Perhaps the biggest splash was made by the Johnnie Walker Rye Cask, first in a series of “Select Cask” bottlings.  The “select” part is indicative of the limited nature; while there are more rye barrels available these days, there still aren’t Johnnie Walker-level numbers. How is it different? It’s bottled at 46% ABV, not the 40% that’s normal for the JW portfolio, an indicator of the intent for it to go in cocktails, somewhere Scotch has not heretofore had a lot of luck with outside the standard Scotch-and-soda highball.

There are smaller splashes as well. The Dad’s Hat Rye brand (Bristol, Pennsylvania) just announced that they have shipped freshly-emptied rye whiskey barrels to the craft-sized Isle of Harris distillery in the Outer Hebrides of Scotland. Isle of Harris will be aging their malt whisky in them, looking for the same results as Johnnie Walker.

What are those results? Imagine malt whisky – creamy, sweet, nutty – with the spice and enticing bitterness of rye. Some tasters also pull out vanilla from the oak, and a brininess that’s more common in peated Scotch. It’s an experiment that’s worth watching over the coming years as more distillers play with it.

Virgin oak barrels are an easier difference to engage, as all a distiller has to do is order up some bourbon-style barrels from the cooperage: white oak, air-seasoned, with a #3 char. Such barrels were previously dismissed by the traditionalists as overwhelming to the more delicate character of malt whisky, but a judicious use of them in the blending process is proving to create a whisky that is meeting drinkers’ tastes.

Irish Distillers, the folks who make Jameson, have been ahead of the curve on wood research, and it’s not surprising that they came to the virgin oak process early on. Aging their sweet spirit in unused bourbon-type barrels – what they call “BB-0”, to indicate ‘Bourbon Barrel, used zero times’ – gives it a firm foundation of vanilla and coconut characteristics to support the usual fruitiness of the whiskey.

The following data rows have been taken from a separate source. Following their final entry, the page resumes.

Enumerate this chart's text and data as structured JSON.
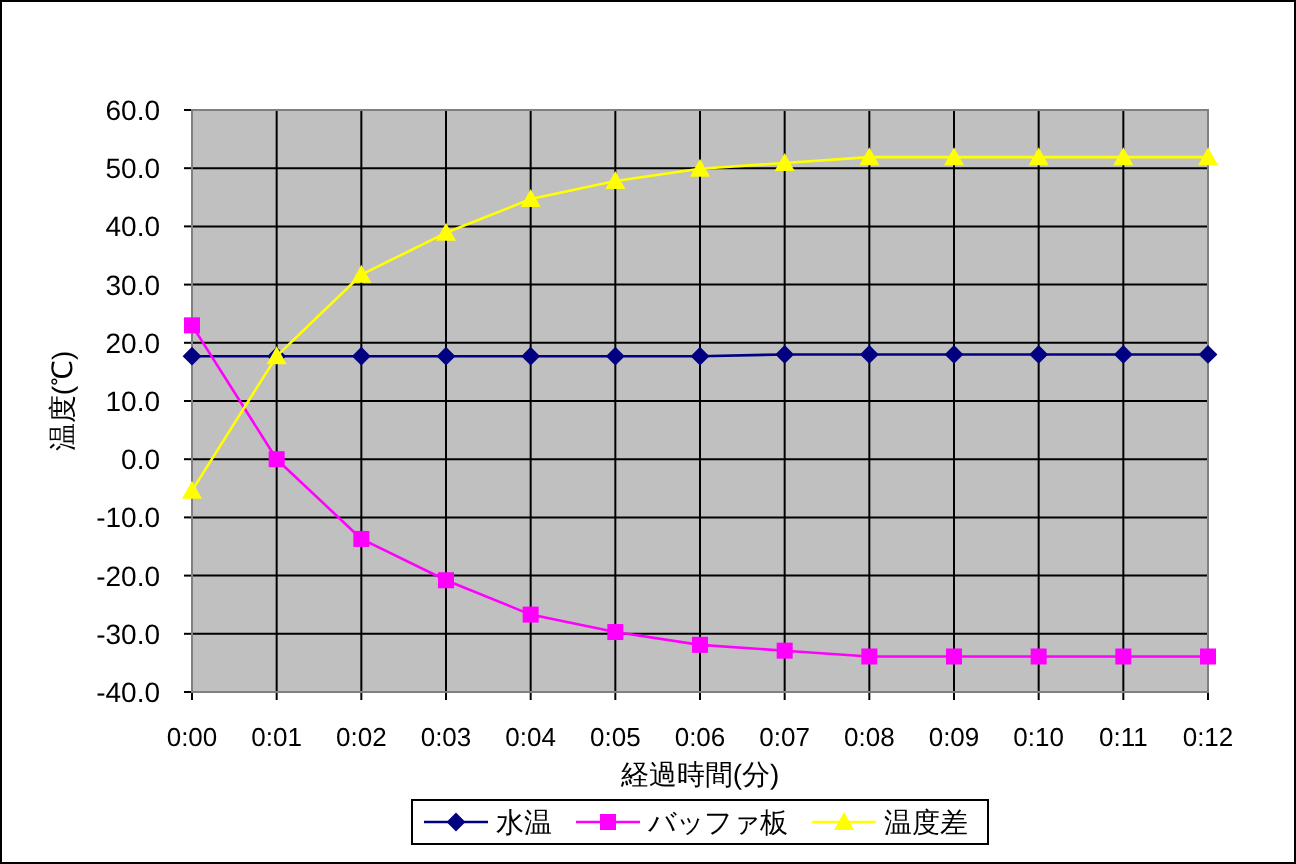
{
  "chart_data": {
    "type": "line",
    "xlabel": "経過時間(分)",
    "ylabel": "温度(℃)",
    "categories": [
      "0:00",
      "0:01",
      "0:02",
      "0:03",
      "0:04",
      "0:05",
      "0:06",
      "0:07",
      "0:08",
      "0:09",
      "0:10",
      "0:11",
      "0:12"
    ],
    "series": [
      {
        "name": "水温",
        "color": "#000080",
        "marker": "diamond",
        "values": [
          17.7,
          17.7,
          17.7,
          17.7,
          17.7,
          17.7,
          17.7,
          18.0,
          18.0,
          18.0,
          18.0,
          18.0,
          18.0
        ]
      },
      {
        "name": "バッファ板",
        "color": "#ff00ff",
        "marker": "square",
        "values": [
          23.0,
          0.0,
          -13.7,
          -20.8,
          -26.7,
          -29.7,
          -31.9,
          -32.9,
          -33.9,
          -33.9,
          -33.9,
          -33.9,
          -33.9
        ]
      },
      {
        "name": "温度差",
        "color": "#ffff00",
        "marker": "triangle",
        "values": [
          -5.4,
          17.7,
          31.7,
          38.9,
          44.7,
          47.8,
          49.9,
          50.9,
          51.9,
          51.9,
          51.9,
          51.9,
          51.9
        ]
      }
    ],
    "ylim": [
      -40,
      60
    ],
    "yticks": [
      {
        "value": -40,
        "label": "-40.0"
      },
      {
        "value": -30,
        "label": "-30.0"
      },
      {
        "value": -20,
        "label": "-20.0"
      },
      {
        "value": -10,
        "label": "-10.0"
      },
      {
        "value": 0,
        "label": "0.0"
      },
      {
        "value": 10,
        "label": "10.0"
      },
      {
        "value": 20,
        "label": "20.0"
      },
      {
        "value": 30,
        "label": "30.0"
      },
      {
        "value": 40,
        "label": "40.0"
      },
      {
        "value": 50,
        "label": "50.0"
      },
      {
        "value": 60,
        "label": "60.0"
      }
    ],
    "grid": true,
    "legend": "bottom"
  }
}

It’s a trick they use in both the Jameson Gold blend and the single pot still Barry Crockett Legacy, but as part of the blend of barrels going into the whiskey, not all. Master distiller Billy Leighton notes that the new oak provides hints of spicy new wood, toasted oak, and vanilla that intertwine with the contributions of the other casks. The Jameson Whiskey Makers series also features a new oak entry, the Cooper’s Croze, a project of their renowned head cooper, Ger Buckley. It blends new oak aging with conventional ex-bourbon and ex-sherry wood.

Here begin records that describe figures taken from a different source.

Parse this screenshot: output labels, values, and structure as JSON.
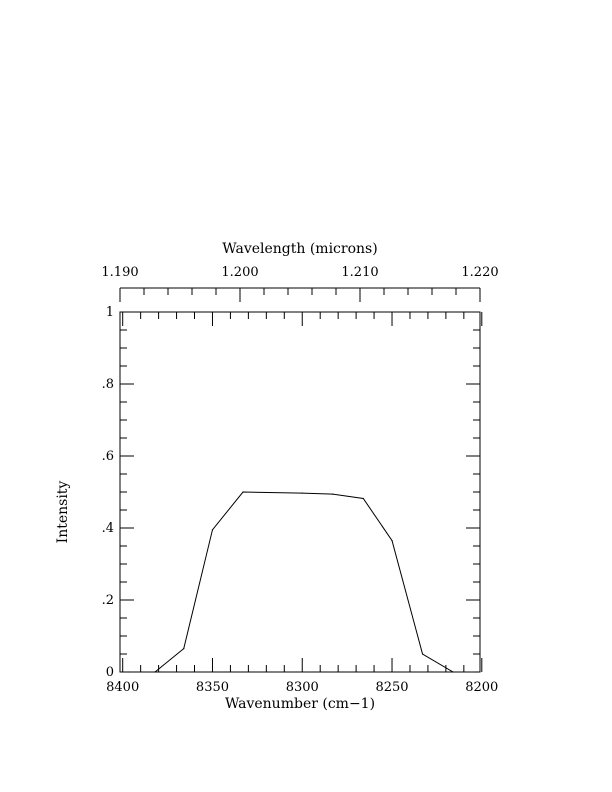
{
  "chart_data": {
    "type": "line",
    "xlabel": "Wavenumber (cm−1)",
    "ylabel": "Intensity",
    "top_axis_label": "Wavelength (microns)",
    "xlim": [
      8400,
      8200
    ],
    "ylim": [
      0,
      1
    ],
    "x_ticks": [
      {
        "value": 8400,
        "label": "8400"
      },
      {
        "value": 8350,
        "label": "8350"
      },
      {
        "value": 8300,
        "label": "8300"
      },
      {
        "value": 8250,
        "label": "8250"
      },
      {
        "value": 8200,
        "label": "8200"
      }
    ],
    "y_ticks": [
      {
        "value": 0,
        "label": "0"
      },
      {
        "value": 0.2,
        "label": ".2"
      },
      {
        "value": 0.4,
        "label": ".4"
      },
      {
        "value": 0.6,
        "label": ".6"
      },
      {
        "value": 0.8,
        "label": ".8"
      },
      {
        "value": 1,
        "label": "1"
      }
    ],
    "top_ticks": [
      {
        "value": 1.19,
        "label": "1.190"
      },
      {
        "value": 1.2,
        "label": "1.200"
      },
      {
        "value": 1.21,
        "label": "1.210"
      },
      {
        "value": 1.22,
        "label": "1.220"
      }
    ],
    "top_lim": [
      1.19,
      1.22
    ],
    "series": [
      {
        "x": [
          8397,
          8382,
          8366,
          8350,
          8333,
          8300,
          8283,
          8266,
          8250,
          8233,
          8216,
          8203
        ],
        "y": [
          0.0,
          0.0,
          0.065,
          0.395,
          0.5,
          0.497,
          0.494,
          0.482,
          0.365,
          0.05,
          0.0,
          0.0
        ]
      }
    ],
    "grid": false,
    "legend": "none"
  }
}
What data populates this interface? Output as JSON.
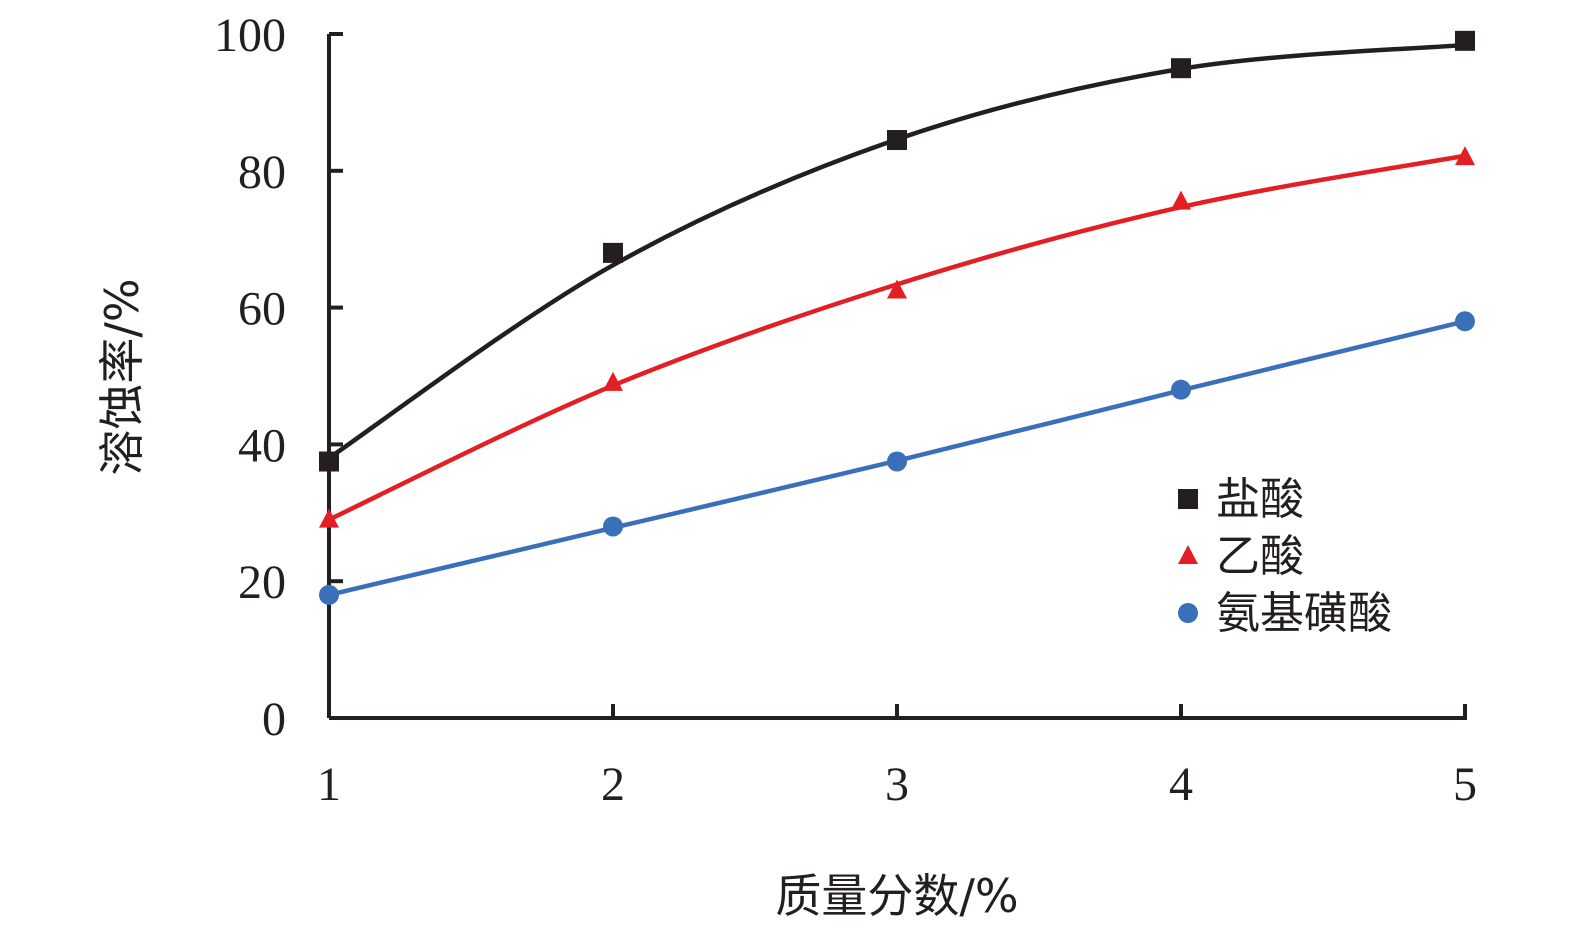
{
  "chart_data": {
    "type": "scatter",
    "xlabel": "质量分数/%",
    "ylabel": "溶蚀率/%",
    "x": [
      1,
      2,
      3,
      4,
      5
    ],
    "xlim": [
      1,
      5
    ],
    "ylim": [
      0,
      100
    ],
    "xticks": [
      "1",
      "2",
      "3",
      "4",
      "5"
    ],
    "yticks": [
      "0",
      "20",
      "40",
      "60",
      "80",
      "100"
    ],
    "grid": false,
    "legend_position": "right",
    "series": [
      {
        "name": "盐酸",
        "values": [
          37.5,
          68.0,
          84.5,
          95.0,
          99.0
        ],
        "fit": [
          38.0,
          66.2,
          84.6,
          94.9,
          98.4
        ],
        "color": "#231f20",
        "marker": "square"
      },
      {
        "name": "乙酸",
        "values": [
          29.0,
          49.0,
          62.5,
          75.5,
          82.0
        ],
        "fit": [
          29.0,
          48.6,
          63.4,
          74.7,
          82.2
        ],
        "color": "#e31e24",
        "marker": "triangle"
      },
      {
        "name": "氨基磺酸",
        "values": [
          18.0,
          28.0,
          37.5,
          48.0,
          58.0
        ],
        "fit": [
          18.0,
          27.8,
          37.6,
          47.9,
          58.0
        ],
        "color": "#3a6fb9",
        "marker": "circle"
      }
    ]
  }
}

And yes, Scotch whisky’s doing it too, even as mainstream a name as Glenfiddich. Malt master Brian Kinsman has put together the 14 year old Bourbon Barrel Reserve, a whisky aged 14 years in ex-bourbon casks, then finished in “deep charred new American oak barrels.” The finish yields richly sweet toffee with notes of wood spice and yes, vanilla.

Which brings up the concerns over this practice: does it make every whiskey taste too much the same; i.e., like vanilla? And is new oak, which helps age bourbon so much faster than Scotch, being used mainly to speed the aging of whisky in an industry that’s almost desperately short of well-aged stock?

These are valid concerns, especially as some whisky watchers are wondering if the general trend of Scotch is toward a popular middle. The rye finish would seem to steer clear of that issue (though many purists still decry the whole idea of “finishing” whisky), but the use of virgin American oak does put an emphasis on the development of wood character over distillery character.

The best way to guard against this, of course, is to drink widely, purchase accordingly, and speak up. Whisky companies have proved that they’re listening by giving us more different bottlings, so let’s see if they’re willing to listen on this topic.